Key industry areas which delegates were asked to consider included IP telephony, convergence, and broadband access. IDC presented research which showed that there were opportunities for both telcos and hardware suppliers to take advantage of growth in all three, providing they get their marketing and technical strategies right.
Regarding convergence, only 11% of companies in Europe have so far fully converged voice and data in their WAN, but another 11% plan to do so in the next 12 months. A further 37% plan to make the leap at a later date, but 41% have no plans.
This is not surprising - a tidy conversion from various infrastructures into one is not an option for most. Instead, companies are throwing everything they have into the pot - including X.25, ATM and Frame Relay - to enable as many users as possible to enjoy "pervasive" computing and connectivity from any location.
Winther also said that a typical pervasive computing contract would see the provider guarantee QoS to 800-1,200 connection points, demonstrating the potential business to the industry if it can convince companies of the benefits of moving to a single network instead of two separate ones.
The gradual approach can also be seen by the take-up of IP VPNs (see Fig. 1). When a company adopts an IP VPN it doesn't normally connect every employee to it immediately but in stages, dependent on its existing infrastructure.
In 2000 only 14% of European companies had an IP VPN, but by end-2002 this will leap to 42%. These are being used to create an extranet for trading partners, connect remote or mobile workers to the corporate network, provide basic Internet access to staff, and build an intranet for staff.

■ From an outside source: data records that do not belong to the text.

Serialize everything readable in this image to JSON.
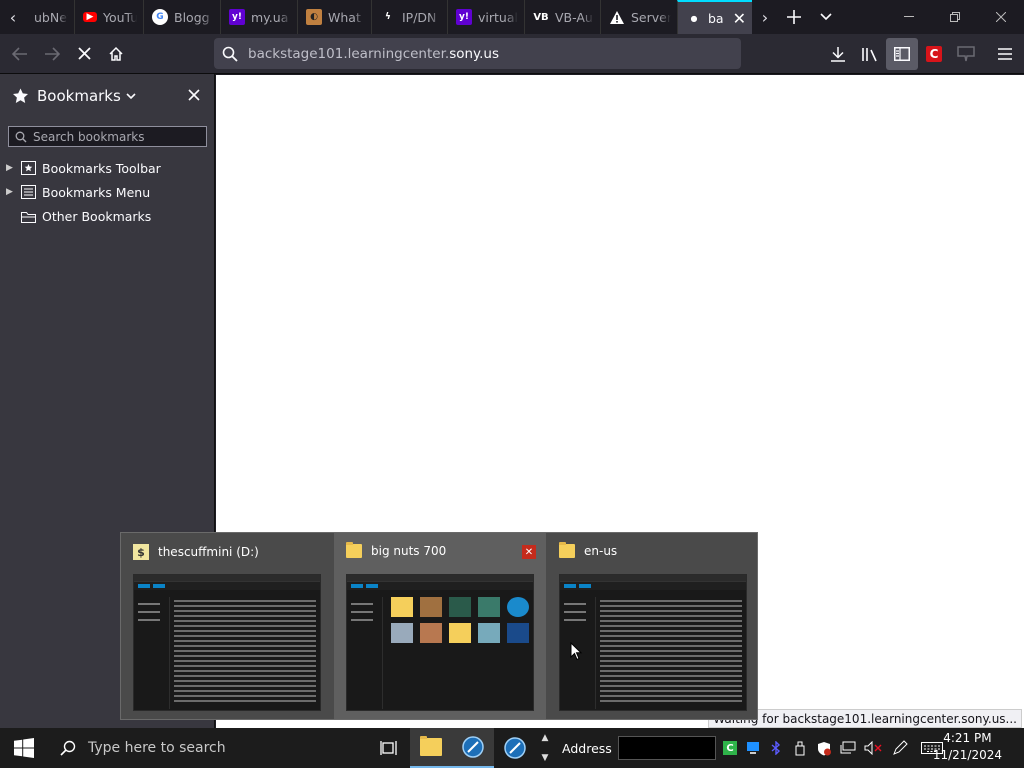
{
  "tabs": [
    {
      "label": "ubNet",
      "icon": "unknown"
    },
    {
      "label": "YouTu",
      "icon": "youtube"
    },
    {
      "label": "Blogg",
      "icon": "google"
    },
    {
      "label": "my.ua",
      "icon": "yahoo"
    },
    {
      "label": "What",
      "icon": "spy"
    },
    {
      "label": "IP/DN",
      "icon": "bolt"
    },
    {
      "label": "virtual",
      "icon": "yahoo"
    },
    {
      "label": "VB-Au",
      "icon": "vb"
    },
    {
      "label": "Server",
      "icon": "warning"
    },
    {
      "label": "ba",
      "icon": "loading",
      "active": true
    }
  ],
  "url": {
    "prefix": "backstage101.learningcenter.",
    "host": "sony.us"
  },
  "sidebar": {
    "title": "Bookmarks",
    "search_placeholder": "Search bookmarks",
    "items": [
      {
        "label": "Bookmarks Toolbar"
      },
      {
        "label": "Bookmarks Menu"
      },
      {
        "label": "Other Bookmarks"
      }
    ]
  },
  "status": "Waiting for backstage101.learningcenter.sony.us...",
  "previews": [
    {
      "title": "thescuffmini (D:)"
    },
    {
      "title": "big nuts 700"
    },
    {
      "title": "en-us"
    }
  ],
  "taskbar": {
    "search_placeholder": "Type here to search",
    "address_label": "Address",
    "time": "4:21 PM",
    "date": "11/21/2024"
  },
  "colors": {
    "accent": "#00ddff",
    "taskbar_active": "#76b9ed",
    "folder": "#f5cf5b",
    "close_red": "#c42b1c"
  }
}
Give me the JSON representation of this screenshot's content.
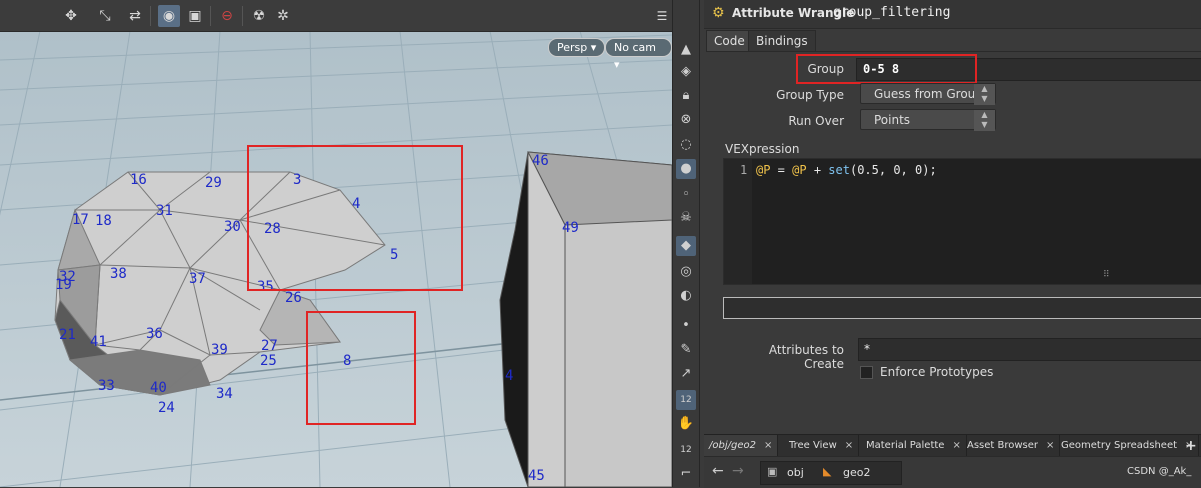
{
  "viewport": {
    "camera_persp": "Persp",
    "camera_nocam": "No cam",
    "points": [
      {
        "label": "16"
      },
      {
        "label": "29"
      },
      {
        "label": "3"
      },
      {
        "label": "4"
      },
      {
        "label": "31"
      },
      {
        "label": "17"
      },
      {
        "label": "18"
      },
      {
        "label": "30"
      },
      {
        "label": "28"
      },
      {
        "label": "5"
      },
      {
        "label": "32"
      },
      {
        "label": "19"
      },
      {
        "label": "38"
      },
      {
        "label": "37"
      },
      {
        "label": "35"
      },
      {
        "label": "26"
      },
      {
        "label": "21"
      },
      {
        "label": "41"
      },
      {
        "label": "36"
      },
      {
        "label": "39"
      },
      {
        "label": "27"
      },
      {
        "label": "25"
      },
      {
        "label": "8"
      },
      {
        "label": "33"
      },
      {
        "label": "40"
      },
      {
        "label": "34"
      },
      {
        "label": "24"
      },
      {
        "label": "46"
      },
      {
        "label": "49"
      },
      {
        "label": "4"
      },
      {
        "label": "45"
      }
    ]
  },
  "toolbar": {
    "icons": [
      "select-icon",
      "transform-icon",
      "handle-icon",
      "view-icon",
      "snap-icon",
      "record-icon",
      "bug-icon",
      "gear-icon"
    ]
  },
  "shelf": {
    "icons": [
      "arrow-up-icon",
      "geometry-icon",
      "lock-icon",
      "close-circle-icon",
      "sphere-icon",
      "bulb-icon",
      "bulb-small-icon",
      "skull-icon",
      "render-icon",
      "eye-icon",
      "display-icon",
      "dot-icon",
      "brush-icon",
      "pick-icon",
      "point-num-icon",
      "select-point-icon",
      "number-icon",
      "corner-icon"
    ],
    "badge_a": "12",
    "badge_b": "12"
  },
  "panel": {
    "node_type": "Attribute Wrangle",
    "node_name": "group_filtering",
    "tabs": [
      "Code",
      "Bindings"
    ],
    "group_label": "Group",
    "group_value": "0-5 8",
    "group_type_label": "Group Type",
    "group_type_value": "Guess from Group",
    "run_over_label": "Run Over",
    "run_over_value": "Points",
    "vex_label": "VEXpression",
    "vex_line_number": "1",
    "vex_code": {
      "p1": "@P",
      "eq": " = ",
      "p2": "@P",
      "plus": " + ",
      "fn": "set",
      "args": "(0.5, 0, 0);"
    },
    "attr_create_label": "Attributes to Create",
    "attr_create_value": "*",
    "enforce_label": "Enforce Prototypes"
  },
  "network_tabs": [
    {
      "label": "/obj/geo2"
    },
    {
      "label": "Tree View"
    },
    {
      "label": "Material Palette"
    },
    {
      "label": "Asset Browser"
    },
    {
      "label": "Geometry Spreadsheet"
    }
  ],
  "path_bar": {
    "obj": "obj",
    "geo": "geo2",
    "watermark": "CSDN @_Ak_"
  },
  "colors": {
    "highlight_red": "#e02424",
    "point_blue": "#1e2ac8"
  }
}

Regarding Voice over IP, Pim Bilderbeek, IDC vice president, European e-business and networking research, said that firms had a choice: an IP-enabled PBX, an IP/circuit-switched PBX, or a total replacement solution in the form of a soft-switch/fully packetised PBX. IDC reckons that 25% of companies have now adopted VoIP and that business IP telephony traffic will rise from 5bn min now to 25bn min by 2005.
The key message for delegates was not to be bogged down trying to sell new technology but to focus on the business benefits of more convenient applications built on services, like unified messaging, as well as cheaper calls.
Concerning broadband, Alcatel's global marketing director Bill Pearon said that only 0.3% of lines in Europe (500,000) have been unbundled in the local loop. Telcos and governments have focused on broadband infrastructure builds and legislation, but there is now a move to pay more attention to convincing businesses and consumers why they should have it.
However, Pearon said that telcos need to do more to make it cheaper to sign up DSL customers. A typical scenario would be that, of every 100 potential customers contacting a provider about DSL, only 20 would subscribe. Reasons for the poor take-up include lack of information about DSL, technical problems, poor service, and competition from areas like cable getting to the customer first. Telcos should aim for at least a 50% hit rate from initial enquiries to make DSL profitable.
Pearon added that providers also need to offer segmented broadband packages to business, which are distinct from the straightforward high-speed connection rates offered to consumers when it comes to marketing DSL. Service level agreements for broadband should be included.
For consumers and businesses, telcos must target a rich multimedia package, including services over DSL like VPNs, Voice over DSL, video conferencing, video on demand, multi-player gaming, MPEG, and TV.
Telecom Italia raised the theme of segmented services by presenting its new approach to DSL access. It is offering DSL to customers who aren't necessarily high Internet users by charging cheaper prices for a fixed number of connected hours every month. This is part of a strategy to grow its DSL market to cover not only access but also services.